The first section of this chapter describes the motivation for creating the VDFL language. The second section provides a description of the VDFL language. The third section describes the language translators used to translate VDFL into VHDL. The forth section describes how VDFL is used for behavioral simulation.
4.1 Motivation for VDFL specification language

An example of this is seen in state diagram editors. Although VHDL is capable of directly describing finite state machines, some designers feel more comfortable using a state diagram format. For Digital Signal Processing (DSP) systems, Silage [8] and its commercial counterpart DFL [26] are more natural languages for design specification.

Instead of using assembly language or C to describe the DSP system, VDFL allows a system to be specified at a conceptually higher level. Since DSP algorithms are usually designed at a higher level, such as manipulating data streams with operators, VDFL provides a natural specification language for the designer. VDFL is not a simulation language, therefore language translators are used to convert VDFL to VHDL for behavioral simulation.

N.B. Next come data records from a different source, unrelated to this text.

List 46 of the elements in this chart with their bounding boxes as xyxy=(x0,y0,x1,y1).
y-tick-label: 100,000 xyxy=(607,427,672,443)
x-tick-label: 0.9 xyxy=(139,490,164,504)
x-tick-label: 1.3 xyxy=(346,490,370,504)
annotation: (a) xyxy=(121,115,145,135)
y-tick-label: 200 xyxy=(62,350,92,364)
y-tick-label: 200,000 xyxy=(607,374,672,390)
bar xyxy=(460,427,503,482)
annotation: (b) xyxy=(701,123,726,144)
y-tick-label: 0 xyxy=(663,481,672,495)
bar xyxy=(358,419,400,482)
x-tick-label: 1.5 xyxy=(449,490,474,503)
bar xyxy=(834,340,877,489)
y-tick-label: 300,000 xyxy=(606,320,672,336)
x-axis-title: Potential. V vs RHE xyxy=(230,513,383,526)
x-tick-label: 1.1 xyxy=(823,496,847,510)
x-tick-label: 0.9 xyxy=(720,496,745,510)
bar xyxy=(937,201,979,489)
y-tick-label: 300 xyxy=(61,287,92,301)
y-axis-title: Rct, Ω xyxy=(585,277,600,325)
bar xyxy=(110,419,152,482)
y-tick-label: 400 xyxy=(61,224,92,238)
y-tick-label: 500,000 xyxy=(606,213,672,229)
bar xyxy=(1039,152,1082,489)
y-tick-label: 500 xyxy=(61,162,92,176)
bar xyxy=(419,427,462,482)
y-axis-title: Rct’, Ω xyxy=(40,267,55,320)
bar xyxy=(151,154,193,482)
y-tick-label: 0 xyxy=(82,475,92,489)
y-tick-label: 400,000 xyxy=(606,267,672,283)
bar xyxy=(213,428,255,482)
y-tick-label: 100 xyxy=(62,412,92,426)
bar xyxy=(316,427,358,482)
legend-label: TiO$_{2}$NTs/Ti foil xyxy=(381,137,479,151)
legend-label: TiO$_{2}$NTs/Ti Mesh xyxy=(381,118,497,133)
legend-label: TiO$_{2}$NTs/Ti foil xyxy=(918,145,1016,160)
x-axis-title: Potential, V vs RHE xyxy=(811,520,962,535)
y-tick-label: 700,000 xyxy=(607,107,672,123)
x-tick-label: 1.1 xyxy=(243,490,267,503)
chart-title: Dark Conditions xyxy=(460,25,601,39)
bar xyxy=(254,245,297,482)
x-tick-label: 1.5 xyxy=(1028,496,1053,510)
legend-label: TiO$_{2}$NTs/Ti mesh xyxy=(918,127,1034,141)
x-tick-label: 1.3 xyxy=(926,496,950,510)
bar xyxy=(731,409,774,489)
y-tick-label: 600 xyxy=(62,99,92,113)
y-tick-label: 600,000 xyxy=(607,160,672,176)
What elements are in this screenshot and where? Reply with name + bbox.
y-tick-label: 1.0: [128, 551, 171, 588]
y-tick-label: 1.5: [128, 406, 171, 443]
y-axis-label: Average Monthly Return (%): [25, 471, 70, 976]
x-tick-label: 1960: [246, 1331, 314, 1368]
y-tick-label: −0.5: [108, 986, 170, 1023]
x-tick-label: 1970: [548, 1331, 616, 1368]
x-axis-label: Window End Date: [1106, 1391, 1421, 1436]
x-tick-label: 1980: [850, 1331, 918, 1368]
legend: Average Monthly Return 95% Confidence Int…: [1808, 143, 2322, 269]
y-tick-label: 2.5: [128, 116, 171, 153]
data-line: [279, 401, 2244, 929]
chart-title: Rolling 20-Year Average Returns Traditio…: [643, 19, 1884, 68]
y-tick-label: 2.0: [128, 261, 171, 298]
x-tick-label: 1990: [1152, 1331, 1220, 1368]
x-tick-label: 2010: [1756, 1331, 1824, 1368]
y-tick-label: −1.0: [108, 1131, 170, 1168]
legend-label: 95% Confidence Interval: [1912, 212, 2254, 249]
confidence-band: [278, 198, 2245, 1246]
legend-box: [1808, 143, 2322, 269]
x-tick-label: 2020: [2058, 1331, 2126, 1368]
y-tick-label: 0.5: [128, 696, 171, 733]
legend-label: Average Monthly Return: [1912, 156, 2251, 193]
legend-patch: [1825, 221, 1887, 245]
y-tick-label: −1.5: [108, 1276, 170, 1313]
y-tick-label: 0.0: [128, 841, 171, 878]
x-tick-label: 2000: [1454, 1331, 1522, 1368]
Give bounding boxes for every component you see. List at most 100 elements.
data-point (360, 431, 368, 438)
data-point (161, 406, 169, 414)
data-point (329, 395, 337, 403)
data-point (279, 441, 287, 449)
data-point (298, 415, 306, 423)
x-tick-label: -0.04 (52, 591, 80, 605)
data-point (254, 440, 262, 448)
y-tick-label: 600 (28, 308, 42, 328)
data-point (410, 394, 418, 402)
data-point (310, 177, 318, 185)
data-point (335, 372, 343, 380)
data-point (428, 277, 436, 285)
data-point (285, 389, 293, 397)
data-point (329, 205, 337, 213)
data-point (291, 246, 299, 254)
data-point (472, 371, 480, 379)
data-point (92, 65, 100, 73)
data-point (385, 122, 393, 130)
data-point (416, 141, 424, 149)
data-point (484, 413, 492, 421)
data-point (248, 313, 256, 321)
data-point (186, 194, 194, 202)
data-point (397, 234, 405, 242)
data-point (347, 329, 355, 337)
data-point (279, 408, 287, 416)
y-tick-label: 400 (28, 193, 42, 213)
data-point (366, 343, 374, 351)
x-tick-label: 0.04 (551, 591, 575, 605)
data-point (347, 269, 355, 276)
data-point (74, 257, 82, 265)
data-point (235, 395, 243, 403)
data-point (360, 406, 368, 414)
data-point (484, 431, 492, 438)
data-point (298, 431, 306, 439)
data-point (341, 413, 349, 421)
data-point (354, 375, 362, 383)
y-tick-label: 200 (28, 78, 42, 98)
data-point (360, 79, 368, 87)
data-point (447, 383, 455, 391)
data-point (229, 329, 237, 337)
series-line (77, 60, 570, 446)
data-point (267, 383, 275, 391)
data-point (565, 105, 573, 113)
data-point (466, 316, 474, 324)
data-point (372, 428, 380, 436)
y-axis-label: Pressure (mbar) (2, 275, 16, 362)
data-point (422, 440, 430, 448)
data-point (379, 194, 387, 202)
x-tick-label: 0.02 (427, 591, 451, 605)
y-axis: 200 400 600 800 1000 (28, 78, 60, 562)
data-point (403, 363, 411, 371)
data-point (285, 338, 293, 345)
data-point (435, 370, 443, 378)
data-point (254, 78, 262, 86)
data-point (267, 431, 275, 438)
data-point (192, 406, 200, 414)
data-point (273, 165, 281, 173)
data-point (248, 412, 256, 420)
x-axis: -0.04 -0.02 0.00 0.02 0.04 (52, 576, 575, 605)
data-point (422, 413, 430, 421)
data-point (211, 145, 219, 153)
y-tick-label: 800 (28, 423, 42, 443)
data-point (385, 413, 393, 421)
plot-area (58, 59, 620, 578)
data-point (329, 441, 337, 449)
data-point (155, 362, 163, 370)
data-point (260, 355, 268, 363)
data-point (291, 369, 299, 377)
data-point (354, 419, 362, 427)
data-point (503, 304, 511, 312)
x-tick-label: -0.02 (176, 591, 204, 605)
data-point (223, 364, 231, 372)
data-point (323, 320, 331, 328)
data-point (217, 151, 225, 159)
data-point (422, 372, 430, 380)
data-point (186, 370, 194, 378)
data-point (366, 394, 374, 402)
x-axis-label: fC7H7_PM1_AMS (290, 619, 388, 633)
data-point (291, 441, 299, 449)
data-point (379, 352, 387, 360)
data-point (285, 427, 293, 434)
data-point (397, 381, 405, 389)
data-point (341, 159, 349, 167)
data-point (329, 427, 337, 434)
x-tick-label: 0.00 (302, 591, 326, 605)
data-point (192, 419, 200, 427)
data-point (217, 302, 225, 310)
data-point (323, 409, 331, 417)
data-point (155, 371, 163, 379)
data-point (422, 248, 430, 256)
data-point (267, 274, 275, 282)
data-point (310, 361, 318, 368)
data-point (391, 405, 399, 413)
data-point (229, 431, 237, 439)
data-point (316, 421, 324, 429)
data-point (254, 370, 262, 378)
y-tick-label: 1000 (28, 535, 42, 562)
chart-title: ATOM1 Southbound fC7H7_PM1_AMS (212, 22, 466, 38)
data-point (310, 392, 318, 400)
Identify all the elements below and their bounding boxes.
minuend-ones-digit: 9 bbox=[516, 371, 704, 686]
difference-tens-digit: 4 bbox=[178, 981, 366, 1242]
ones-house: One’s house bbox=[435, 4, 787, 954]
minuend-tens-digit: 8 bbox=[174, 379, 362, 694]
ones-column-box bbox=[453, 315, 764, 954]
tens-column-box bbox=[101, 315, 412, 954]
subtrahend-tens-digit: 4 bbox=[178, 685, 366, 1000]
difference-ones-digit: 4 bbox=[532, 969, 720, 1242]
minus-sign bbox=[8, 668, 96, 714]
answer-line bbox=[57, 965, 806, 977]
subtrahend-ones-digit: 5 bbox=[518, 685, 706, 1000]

A specification should also be executable, in order to verify the accuracy of the description and to provide a “golden” model as synthesis tools move the specification towards implementation. VDFL code is translated to fixed-point and floating-point VHDL models to provide an executable specification. VDFL is also translated into a signal flow graph (SFG) for input into a behavioral synthesis system. As the design moves towards implementation, the VDFL model can be used to validate the lower-level VHDL models produced by behavioral synthesis and logic synthesis tools. In this section, the development of the VDFL language and the VDFL compiler used in the Wizard synthesis system is described.
The design of DSP algorithms usually takes place at a high level of abstraction, by considering the manipulation of data streams. A natural format for the description of DSP algorithms is the Signal Flow Graph (SFG) [27]. An SFG contains nodes, which represent operations, and edges, which represent data streams connecting these operations. The SFG does not specify how operations are bound to processors or how data streams are bound to storage. The advantage of omitting precise operation ordering information is that the behavioral synthesis system can find opportunities for parallel computation, and exploit this parallelism in order to reduce the amount of time required to execute the system for a specified target architecture.

An applicative language is the most natural way to represent SFG semantics in a textual format. A program written in an applicative language contains a set of equations, instead of assignments, and a set of values, instead of variables. The applicative language model is used by concurrent signal assignments in VHDL. The marriage of DSP system specification with VHDL is a natural solution, since they are both being used to describe the operation of a digital system at a higher level of abstraction.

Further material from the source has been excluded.